AUTO CONSTITUCIONAL 0177/2014-CA
Fecha: 11-Jun-2014
I.1. Argumentos jurídicos de la acción
Por memorial presentado el 27 de mayo de 2014, cursante de fs. 60 a 68 vta., el accionante alega, que el art. 65 del DS 25235, es tildado de inconstitucional por cuanto confiere un poder discrecional y absoluto a la autoridad administrativa en salud, para poder suspender la autorización de funcionamiento y en su caso disponer la clausura de una farmacia, situación que corresponde únicamente a la ley determinar el alcance y los límites de las sanciones correspondientes ante la comisión de infracciones, y si bien cabría la posibilidad de efectuar esta regulación mediante un reglamento, éste debe fundarse en que la ley previamente haya fijado los aspectos básicos y esenciales de las penas a ser aplicadas.
Con relación al art. 142 inc. c) del citado Decreto, sin existencia de marco legal previo y expreso, determina la posibilidad de aplicarse la sanción de clausura temporal o definitiva “según la gravedad de la causa o reiteración de la infracción”(sic); sin embargo, la Ley del Medicamento no ha previsto la existencia de la mencionada sanción y por tal motivo mal podría crearse la misma en un reglamento que no tiene una base normativa en la ley, además constituye una infracción constitucional, ya que el administrado se encuentra sometido a la discrecionalidad de la autoridad pública, lo cual contraviene los principios de legalidad, taxatividad y reserva legal.
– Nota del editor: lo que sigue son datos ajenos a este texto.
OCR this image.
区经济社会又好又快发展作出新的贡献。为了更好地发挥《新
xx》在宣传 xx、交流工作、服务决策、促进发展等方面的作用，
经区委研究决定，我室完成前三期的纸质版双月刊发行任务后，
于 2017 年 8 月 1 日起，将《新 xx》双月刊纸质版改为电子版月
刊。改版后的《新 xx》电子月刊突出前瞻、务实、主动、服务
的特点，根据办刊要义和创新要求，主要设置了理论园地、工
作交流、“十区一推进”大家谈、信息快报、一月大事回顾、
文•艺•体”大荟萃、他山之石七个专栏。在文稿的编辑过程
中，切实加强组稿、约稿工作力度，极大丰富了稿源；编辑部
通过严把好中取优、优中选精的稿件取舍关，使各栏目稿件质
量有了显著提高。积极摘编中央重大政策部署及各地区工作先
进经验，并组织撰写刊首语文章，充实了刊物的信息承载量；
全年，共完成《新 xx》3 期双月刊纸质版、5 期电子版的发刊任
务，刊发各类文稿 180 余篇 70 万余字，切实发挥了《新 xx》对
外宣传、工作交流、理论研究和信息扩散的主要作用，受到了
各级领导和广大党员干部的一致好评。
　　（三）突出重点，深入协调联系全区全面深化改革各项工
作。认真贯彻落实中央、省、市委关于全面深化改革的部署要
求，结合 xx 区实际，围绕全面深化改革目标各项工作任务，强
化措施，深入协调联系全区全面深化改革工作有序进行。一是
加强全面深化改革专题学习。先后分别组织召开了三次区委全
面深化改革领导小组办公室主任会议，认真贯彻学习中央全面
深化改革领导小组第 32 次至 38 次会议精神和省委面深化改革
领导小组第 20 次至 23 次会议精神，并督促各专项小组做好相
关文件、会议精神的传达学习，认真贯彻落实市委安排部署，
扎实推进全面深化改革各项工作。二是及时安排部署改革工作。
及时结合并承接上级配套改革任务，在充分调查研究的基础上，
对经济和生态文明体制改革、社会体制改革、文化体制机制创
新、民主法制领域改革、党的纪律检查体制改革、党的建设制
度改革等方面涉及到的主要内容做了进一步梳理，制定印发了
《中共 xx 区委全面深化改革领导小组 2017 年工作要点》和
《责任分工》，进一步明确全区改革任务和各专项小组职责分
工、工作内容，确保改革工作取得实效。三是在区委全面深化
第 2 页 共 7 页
Con referencia a los numerales 10.2.3, 10.2.3.1 y 10.2.3.2 de la RM 0250, desarrollan la potestad de la autoridad pública de proceder a la clausura de las entidades dedicadas al rubro farmacéutico, creando inclusive causales para la imposición de dichas sanciones, cuando la Ley del Medicamento, que es disposición privilegiada para determinar dichos supuestos, no ha previsto regulación alguna al respecto; en suma, dicha norma no tiene fundamento que emane de la ley, colocando a los administrados en una situación de incertidumbre que lesiona el debido proceso y el derecho a la defensa.
En ese mismo contexto, el Ministerio de Salud emitió la RM 0093, que en su artículo primero incisos a), b), c), d), e), f), h), i), j), k) y n), configuran la potestad de la autoridad administrativa de imponer las sanciones de clausura temporal y definitiva contra establecimientos farmacéuticos, sin que la Ley del Medicamento hubiera previsto la existencia de estas, lo cual es contrario a la libertad de empresa, ya que crea un estado de inseguridad en las personas naturales y jurídicas dedicadas al rubro farmacéutico por cuanto se encuentran sometidas a las discrecionalidades absolutas administrativas no regladas del Estado.
En el caso del art. 62 de la Ley del Medicamento, hace referencia a que la condena económica se cobrará a simple notificación al infractor, siendo un extremo contrario al principio de legalidad, taxatividad y reserva legal, por cuanto la indicada Ley, en ninguna de sus partes ha establecido la aplicación de pena frente a la comisión de infracciones; asimismo, ésta norma cuestionada, confiere la posibilidad al órgano administrativo de cobrar sanciones sin haberse sustanciado un proceso previo, lesionando el derecho a la defensa, a la impugnación y a la libertad de empresa.